People show their support during a rally for comprehensive immigration reform on the West Front of the U.S. Capitol in Washington D.C., April 10, 2013.
People show their support during a rally for comprehensive immigration reform on the West Front of the U.S. Capitol in Washington D.C., April 10, 2013.
Just a few months into the Obama presidency, the New York Times ran a report on Republicans reaching for new rungs on the rhetorical ladder. The old insults had gotten stale and lost their efficacy, so conservatives searched for more searing language.
Saul Anuzis, a former head of the Michigan Republican Party who ran for the RNC chairmanship, decided it was time for his party to throw around the word "fascism" to add weight to their condemnations. "We've so overused the word 'socialism' that it no longer has the negative connotation it had 20 years ago, or even 10 years ago," Anuzis said. "Fascism -- everybody still thinks that's a bad thing."
In context, it was clear that Republicans who accused Obama of "fascism" didn't know what "fascism" means, and they didn't much care. The definition of the word was meaningless -- all that mattered, Republicans said in 2009, was "finding something that raises the consciousness of the average voter." If that meant changing the meaning of words, so be it.
More than five years later, in the immigration debate, Republicans are committed to the "amnesty" talking point, since they assume it sounds bad. But when Betsy Woodruff asked GOP lawmakers what the word means, many of them had no idea.

Some of the top legislators who frequently use the term can't actually explain what amnesty is. I spent the past few days asking Republican senators what they meant when they referred to amnesty in terms of immigration policy. The answers I got were intriguing. That's because while Republican congressional leaders are always eager to discuss their opposition to this vague, amorphous concept, many of them are downright befuddled when asked to explain what that concept looks like in real life. Their responses ranged from straightforward to nonsensical. When I asked Sen. Johnny Isakson, a Georgia Republican, what specific immigration policies he was referring to when he used the term amnesty, he said, "I don't understand the question."

Woodruff's report is hilarious, in a depressing sort of way, and it's well worth your time. My personal favorite was Sen. John Boozman (R-Ark.) who said amnesty "would be a pathway to citizenship" for undocumented immigrants. Told that meant, by definition, Obama's plan wouldn't constitute "amnesty," the Arkansas Republican replied, "That might require whatever."
Well said, senator.
I don't mean to sound picky, but the basic argument here is simple.

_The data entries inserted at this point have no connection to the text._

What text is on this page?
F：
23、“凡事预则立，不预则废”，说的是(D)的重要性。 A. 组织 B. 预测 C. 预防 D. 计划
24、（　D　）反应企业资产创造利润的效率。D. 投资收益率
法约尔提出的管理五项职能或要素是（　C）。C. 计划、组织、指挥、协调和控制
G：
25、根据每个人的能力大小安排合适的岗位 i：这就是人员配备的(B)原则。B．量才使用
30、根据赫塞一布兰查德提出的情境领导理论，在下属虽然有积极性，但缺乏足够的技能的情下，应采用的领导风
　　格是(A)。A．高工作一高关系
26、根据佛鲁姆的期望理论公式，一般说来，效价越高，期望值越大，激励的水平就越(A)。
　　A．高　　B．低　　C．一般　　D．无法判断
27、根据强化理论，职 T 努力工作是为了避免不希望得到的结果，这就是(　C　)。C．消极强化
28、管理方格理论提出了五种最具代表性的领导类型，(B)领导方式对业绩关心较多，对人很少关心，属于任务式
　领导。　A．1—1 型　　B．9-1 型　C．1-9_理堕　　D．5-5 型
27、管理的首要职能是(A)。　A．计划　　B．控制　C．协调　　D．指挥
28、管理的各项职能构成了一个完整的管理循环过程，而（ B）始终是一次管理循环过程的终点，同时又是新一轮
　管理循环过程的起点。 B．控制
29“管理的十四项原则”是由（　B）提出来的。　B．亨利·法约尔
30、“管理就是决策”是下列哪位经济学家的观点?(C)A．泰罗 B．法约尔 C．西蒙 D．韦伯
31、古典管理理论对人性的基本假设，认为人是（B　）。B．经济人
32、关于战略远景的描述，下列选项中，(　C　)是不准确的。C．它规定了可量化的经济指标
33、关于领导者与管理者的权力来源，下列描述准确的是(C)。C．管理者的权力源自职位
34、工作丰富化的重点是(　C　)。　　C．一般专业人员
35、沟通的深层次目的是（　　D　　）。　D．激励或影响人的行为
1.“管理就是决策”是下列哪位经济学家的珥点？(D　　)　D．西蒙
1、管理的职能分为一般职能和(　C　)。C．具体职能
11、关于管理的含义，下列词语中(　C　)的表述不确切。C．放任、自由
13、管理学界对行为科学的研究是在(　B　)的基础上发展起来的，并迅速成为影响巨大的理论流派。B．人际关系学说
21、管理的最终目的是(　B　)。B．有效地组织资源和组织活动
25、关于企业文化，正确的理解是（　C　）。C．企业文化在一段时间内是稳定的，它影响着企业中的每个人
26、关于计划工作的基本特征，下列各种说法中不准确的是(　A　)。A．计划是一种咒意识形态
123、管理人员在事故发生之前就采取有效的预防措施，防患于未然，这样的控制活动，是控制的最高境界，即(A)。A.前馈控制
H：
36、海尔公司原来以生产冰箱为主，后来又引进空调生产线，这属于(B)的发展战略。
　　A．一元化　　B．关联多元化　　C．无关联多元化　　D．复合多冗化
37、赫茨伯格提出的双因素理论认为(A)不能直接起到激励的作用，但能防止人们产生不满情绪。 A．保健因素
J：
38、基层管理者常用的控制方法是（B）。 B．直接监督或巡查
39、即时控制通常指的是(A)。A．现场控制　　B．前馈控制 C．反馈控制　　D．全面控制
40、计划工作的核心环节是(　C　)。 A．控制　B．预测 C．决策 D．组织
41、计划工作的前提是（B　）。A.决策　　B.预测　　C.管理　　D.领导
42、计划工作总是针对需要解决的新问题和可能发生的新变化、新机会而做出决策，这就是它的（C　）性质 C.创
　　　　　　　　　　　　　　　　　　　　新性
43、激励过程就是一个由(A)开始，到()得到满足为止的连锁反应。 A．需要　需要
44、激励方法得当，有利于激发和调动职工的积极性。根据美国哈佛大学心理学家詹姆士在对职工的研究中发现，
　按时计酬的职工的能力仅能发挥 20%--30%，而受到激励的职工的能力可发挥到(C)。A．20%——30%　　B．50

First, lawmakers shouldn't use words if they don't know what the words mean. Second, politicians shouldn't change the meaning of words just because they feel like it.
This goes far beyond "amnesty." The word "socialism" no longer means anything -- Republicans decided it was a synonym for "liberal." "Judicial activism" has been stripped of its definition. So has "court packing" and "socialized medicine."
These used to be perfectly good words with perfectly clear meanings, right up until political figures decided entirely new, made-up definitions helped "raise the consciousness of the average voter."
Part of the problem is the fact that Republicans don't seem to know the meaning of the words they use, but the larger concern is that they just don't seem to care. I half expect GOP lawmakers to respond to future questions about words they're misusing by saying, "I'm not an etymologist."
If "I'm not a scientist" works for the party, maybe this will, too?